The encoder will accept, as input, a stylometric characteristic vector and produce, as its output, and idiolect vector embedding.

Once trained, *this model will allow us to map transform arbitrary texts into relational vectors extremely efficiently*. Executing the encoder model allows us to avoid re-learning the embedding model whenever new data has been added to the dataset.

** More on Stylometric Characteristic Vectors

=idiovec= only works as well as its feature detectors.

The first three below are established methods of stylometry, and are explained exceptionally well by [[https://programminghistorian.org/en/lessons/introduction-to-stylometry-with-python][the Programming Historian]]. They will be implemented first in order to establish a performance baseline, and work through the initial problem of mapping arbitrary distance functions to a common dialect vector embedding.

*The final two indicators are more indicative of where I'd like to take =idiovec=*. So far as I know, neither has been used yet in computational stylometry.

*** Mendenhall's Characteristic Curves of Composition

TODO explain: Word length frequency distribution

*** Kilgariff’s Chi-Squared Method

TODO explain

*** John Burrows' Delta Method

TODO explain

*** Grammar Tree Patterning

TODO flesh out idea

This method will use [[https://spacy.io/usage/linguistic-features][Spacy parse trees]] and some method of tree averaging and tree comparison to find common habits in sentence structuring. For example, [[https://en.wikipedia.org/wiki/Preposition_stranding][preposition stranding]].

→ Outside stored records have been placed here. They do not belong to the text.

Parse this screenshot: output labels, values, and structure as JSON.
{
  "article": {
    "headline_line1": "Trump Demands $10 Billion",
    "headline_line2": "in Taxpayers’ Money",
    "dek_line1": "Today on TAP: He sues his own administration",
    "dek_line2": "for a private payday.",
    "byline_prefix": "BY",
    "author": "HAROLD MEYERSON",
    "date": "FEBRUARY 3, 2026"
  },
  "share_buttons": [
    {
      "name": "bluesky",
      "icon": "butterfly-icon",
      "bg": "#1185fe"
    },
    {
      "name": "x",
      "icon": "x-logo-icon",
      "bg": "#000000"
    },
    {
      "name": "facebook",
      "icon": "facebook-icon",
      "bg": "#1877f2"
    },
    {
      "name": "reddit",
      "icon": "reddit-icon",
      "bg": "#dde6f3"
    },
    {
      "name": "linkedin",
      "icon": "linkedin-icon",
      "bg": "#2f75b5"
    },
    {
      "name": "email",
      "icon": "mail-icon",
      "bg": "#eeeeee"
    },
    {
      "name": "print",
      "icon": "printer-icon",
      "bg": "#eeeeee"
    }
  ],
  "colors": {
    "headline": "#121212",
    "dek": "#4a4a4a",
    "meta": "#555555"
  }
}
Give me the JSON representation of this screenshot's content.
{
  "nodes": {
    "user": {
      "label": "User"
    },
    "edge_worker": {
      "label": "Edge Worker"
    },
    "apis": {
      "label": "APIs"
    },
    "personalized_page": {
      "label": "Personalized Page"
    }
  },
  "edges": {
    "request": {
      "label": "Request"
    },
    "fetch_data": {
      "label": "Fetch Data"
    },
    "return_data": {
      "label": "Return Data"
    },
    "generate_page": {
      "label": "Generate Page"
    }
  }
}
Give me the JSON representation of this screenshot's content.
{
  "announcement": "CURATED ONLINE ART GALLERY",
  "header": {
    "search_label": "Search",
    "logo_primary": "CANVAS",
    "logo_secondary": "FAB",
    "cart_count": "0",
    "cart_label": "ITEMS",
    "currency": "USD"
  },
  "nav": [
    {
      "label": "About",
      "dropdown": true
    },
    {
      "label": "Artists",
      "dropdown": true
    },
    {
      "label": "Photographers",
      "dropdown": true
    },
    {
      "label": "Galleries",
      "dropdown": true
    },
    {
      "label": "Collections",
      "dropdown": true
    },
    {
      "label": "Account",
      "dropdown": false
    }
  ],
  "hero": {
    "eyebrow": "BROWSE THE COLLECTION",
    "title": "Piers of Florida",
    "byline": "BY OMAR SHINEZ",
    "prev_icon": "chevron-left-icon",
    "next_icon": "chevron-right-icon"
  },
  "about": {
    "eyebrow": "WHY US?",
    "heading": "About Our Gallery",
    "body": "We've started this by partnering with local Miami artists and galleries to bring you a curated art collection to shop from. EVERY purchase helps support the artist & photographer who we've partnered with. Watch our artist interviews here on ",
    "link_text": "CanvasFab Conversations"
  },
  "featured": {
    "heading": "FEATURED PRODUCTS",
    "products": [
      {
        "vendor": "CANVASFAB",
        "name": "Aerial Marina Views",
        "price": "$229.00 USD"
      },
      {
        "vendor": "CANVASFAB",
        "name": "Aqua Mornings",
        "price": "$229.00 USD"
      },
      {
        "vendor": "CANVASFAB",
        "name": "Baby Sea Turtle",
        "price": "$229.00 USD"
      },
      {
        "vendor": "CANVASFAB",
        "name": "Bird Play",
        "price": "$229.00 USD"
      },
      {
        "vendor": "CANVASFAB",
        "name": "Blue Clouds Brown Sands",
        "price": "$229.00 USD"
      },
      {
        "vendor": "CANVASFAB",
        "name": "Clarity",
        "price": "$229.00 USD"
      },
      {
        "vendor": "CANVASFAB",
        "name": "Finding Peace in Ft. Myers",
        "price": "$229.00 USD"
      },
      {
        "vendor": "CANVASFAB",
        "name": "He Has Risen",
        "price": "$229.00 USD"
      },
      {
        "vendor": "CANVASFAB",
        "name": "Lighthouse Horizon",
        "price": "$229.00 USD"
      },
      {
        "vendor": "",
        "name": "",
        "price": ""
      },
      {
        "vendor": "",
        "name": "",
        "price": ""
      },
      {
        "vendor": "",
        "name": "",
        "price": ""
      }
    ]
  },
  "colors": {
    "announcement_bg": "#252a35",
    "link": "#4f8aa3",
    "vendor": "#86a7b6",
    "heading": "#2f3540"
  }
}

This is primarily a perceptual problem, and as such, the mapping from grammar tree to characteristic vector /may require a neural model on its own/.

*** Word Embeddings and Synonym Selection

TODO flesh out idea

For non-function words (IE words with refer to semantic content), detect synonyms as words with a short embedding distance from GLOVE or starspace, etc. If one labelled set tends towards one word, while another uses a different word, and the two words have a very short embedding separation, then this may be indicative of dialect.